One thing Paul got right: There is a Law of the mind [our conscience] and a law in our members, our bodies, that seem to be at war [Romans 7:21-23]. The body? Yes, that hormone driven piece of flesh that selfishly wants what it wants even if it doesn’t need it. Truth be told: I seem, at times, to be 2 people. [This is not true: I am only a “new man” in Christ, Colossians 3:10, but I need to learn the secret of living it.]

But the present reality seems: One of me wants God, wants to serve Him and love others. The other of me is so needy that sometimes in its desperation it raids the refrigerator of life instead of waiting a little while longer for dinner. It is that part of me that wants its own way—perhaps, at any cost, and feels victimized when denied. This is selfishness in peak performance. This is carnality—not the nature, but the act. That’s why I think I am 2 people on the inside, because, my true nature is Christ-like. He dwells within. But often my actions and thoughts and words misrepresent Him. And when that happens I am carnal in what I do—not who I am. Make any sense?

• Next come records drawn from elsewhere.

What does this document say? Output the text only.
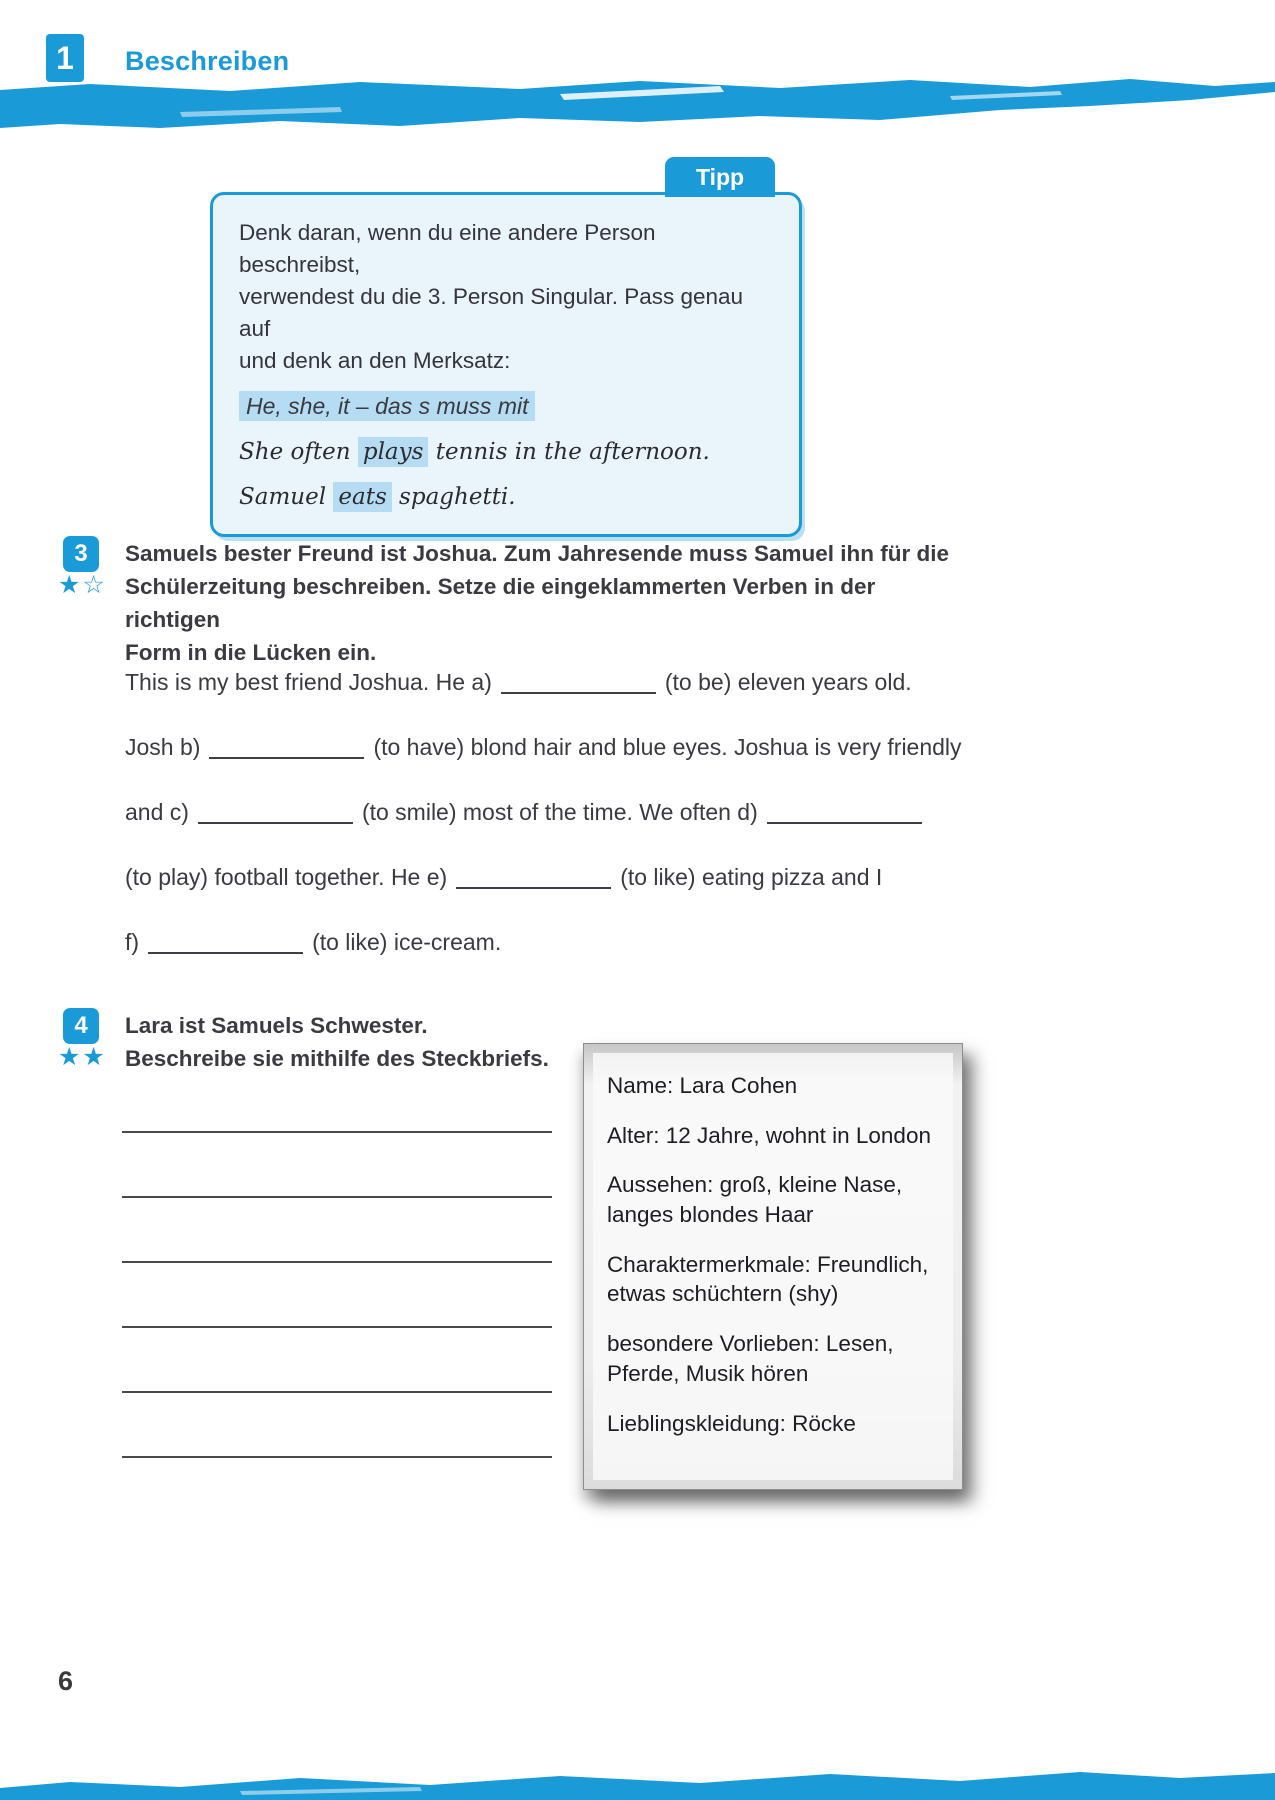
1	Beschreiben
Tipp
Denk daran, wenn du eine andere Person beschreibst,
verwendest du die 3. Person Singular. Pass genau auf
und denk an den Merksatz:
He, she, it – das s muss mit
She often plays tennis in the afternoon.
Samuel eats spaghetti.
3
★☆
Samuels bester Freund ist Joshua. Zum Jahresende muss Samuel ihn für die
Schülerzeitung beschreiben. Setze die eingeklammerten Verben in der richtigen
Form in die Lücken ein.
This is my best friend Joshua. He a)	(to be) eleven years old.
Josh b)	(to have) blond hair and blue eyes. Joshua is very friendly
and c)	(to smile) most of the time. We often d)
(to play) football together. He e)	(to like) eating pizza and I
f)	(to like) ice-cream.
4
★★
Lara ist Samuels Schwester.
Beschreibe sie mithilfe des Steckbriefs.
Name: Lara Cohen
Alter: 12 Jahre, wohnt in London
Aussehen: groß, kleine Nase, langes blondes Haar
Charaktermerkmale: Freundlich, etwas schüchtern (shy)
besondere Vorlieben: Lesen, Pferde, Musik hören
Lieblingskleidung: Röcke
6
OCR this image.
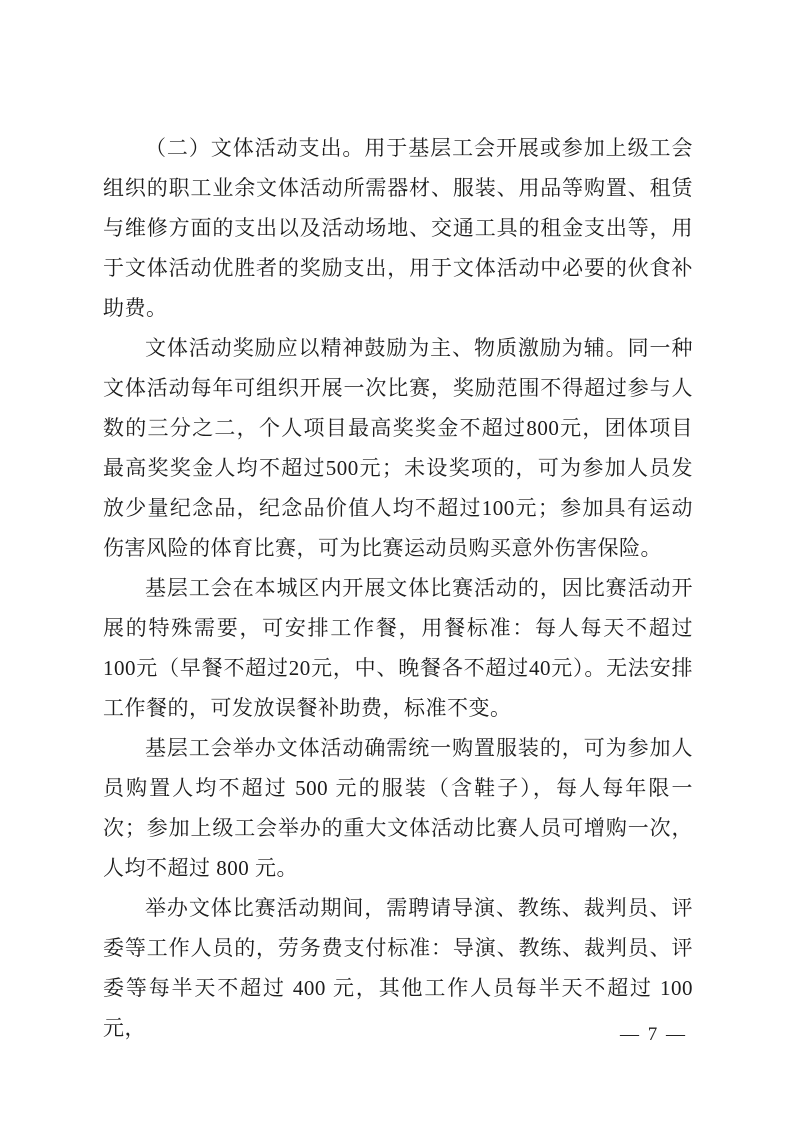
（二）文体活动支出。用于基层工会开展或参加上级工会组织的职工业余文体活动所需器材、服装、用品等购置、租赁与维修方面的支出以及活动场地、交通工具的租金支出等，用于文体活动优胜者的奖励支出，用于文体活动中必要的伙食补助费。

文体活动奖励应以精神鼓励为主、物质激励为辅。同一种文体活动每年可组织开展一次比赛，奖励范围不得超过参与人数的三分之二，个人项目最高奖奖金不超过800元，团体项目最高奖奖金人均不超过500元；未设奖项的，可为参加人员发放少量纪念品，纪念品价值人均不超过100元；参加具有运动伤害风险的体育比赛，可为比赛运动员购买意外伤害保险。

基层工会在本城区内开展文体比赛活动的，因比赛活动开展的特殊需要，可安排工作餐，用餐标准：每人每天不超过100元（早餐不超过20元，中、晚餐各不超过40元）。无法安排工作餐的，可发放误餐补助费，标准不变。

基层工会举办文体活动确需统一购置服装的，可为参加人员购置人均不超过 500 元的服装（含鞋子），每人每年限一次；参加上级工会举办的重大文体活动比赛人员可增购一次，人均不超过 800 元。

举办文体比赛活动期间，需聘请导演、教练、裁判员、评委等工作人员的，劳务费支付标准：导演、教练、裁判员、评委等每半天不超过 400 元，其他工作人员每半天不超过 100 元，	— 7 —
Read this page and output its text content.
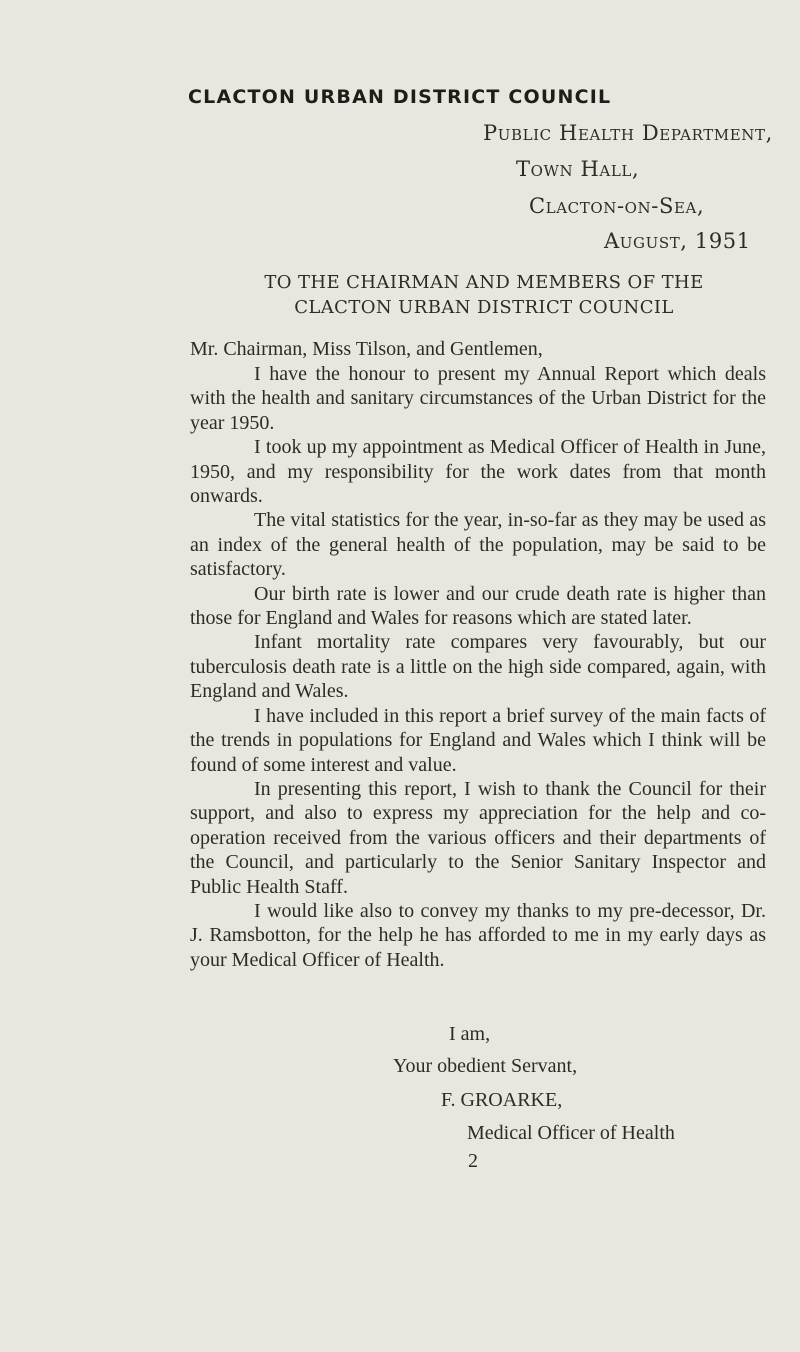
CLACTON URBAN DISTRICT COUNCIL
Public Health Department,
Town Hall,
Clacton-on-Sea,
August, 1951
TO THE CHAIRMAN AND MEMBERS OF THE
CLACTON URBAN DISTRICT COUNCIL
Mr. Chairman, Miss Tilson, and Gentlemen,

I have the honour to present my Annual Report which deals with the health and sanitary circumstances of the Urban District for the year 1950.

I took up my appointment as Medical Officer of Health in June, 1950, and my responsibility for the work dates from that month onwards.

The vital statistics for the year, in-so-far as they may be used as an index of the general health of the population, may be said to be satisfactory.

Our birth rate is lower and our crude death rate is higher than those for England and Wales for reasons which are stated later.

Infant mortality rate compares very favourably, but our tuberculosis death rate is a little on the high side compared, again, with England and Wales.

I have included in this report a brief survey of the main facts of the trends in populations for England and Wales which I think will be found of some interest and value.

In presenting this report, I wish to thank the Council for their support, and also to express my appreciation for the help and co-operation received from the various officers and their departments of the Council, and particularly to the Senior Sanitary Inspector and Public Health Staff.

I would like also to convey my thanks to my pre-decessor, Dr. J. Ramsbotton, for the help he has afforded to me in my early days as your Medical Officer of Health.

I am,
Your obedient Servant,
F. GROARKE,
Medical Officer of Health
2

I am, at times, the person who couldn’t help but say—had to say—what I felt had to be said—even though it was nasty and hurtful. I am the person who didn’t get enough affection from a spouse or attention from a parent or the money I wanted for some pleasure quest. I am the person who feels neglected unless I get what I want. I am the guy that wants to be loved more than I care to love another—though I wouldn’t admit this because I am not really self-aware of it!

And that’s carnality!

But in all this we have identified where the line is between the carnal and the spiritual [1 Corinthians 3:1]. And the day comes—maybe because carnality is a characteristic of the flesh—when the body through age starts to fight on our side instead of against us. Face it: this body is running down and wearing out, losing hormone efficiency and strength. Some temptations are only for the youth! But the day will come when we will sense victory over carnality. It is not far off anymore. My beloved mother during my childhood had nothing good to say about her older sister—something happened in their relationship before I came along. But when I visited mom near the end of her life, she missed that sister and would have enjoyed a visit from her. Sadly, my aunt was gone by then.

We have learned to identify carnality and now we can appreciate the grace that rescued us from it. Total victory was never nearer. Keep praying for it because we must also learn a new meaning for “temperance” that recognizes grace. [That’s another topic].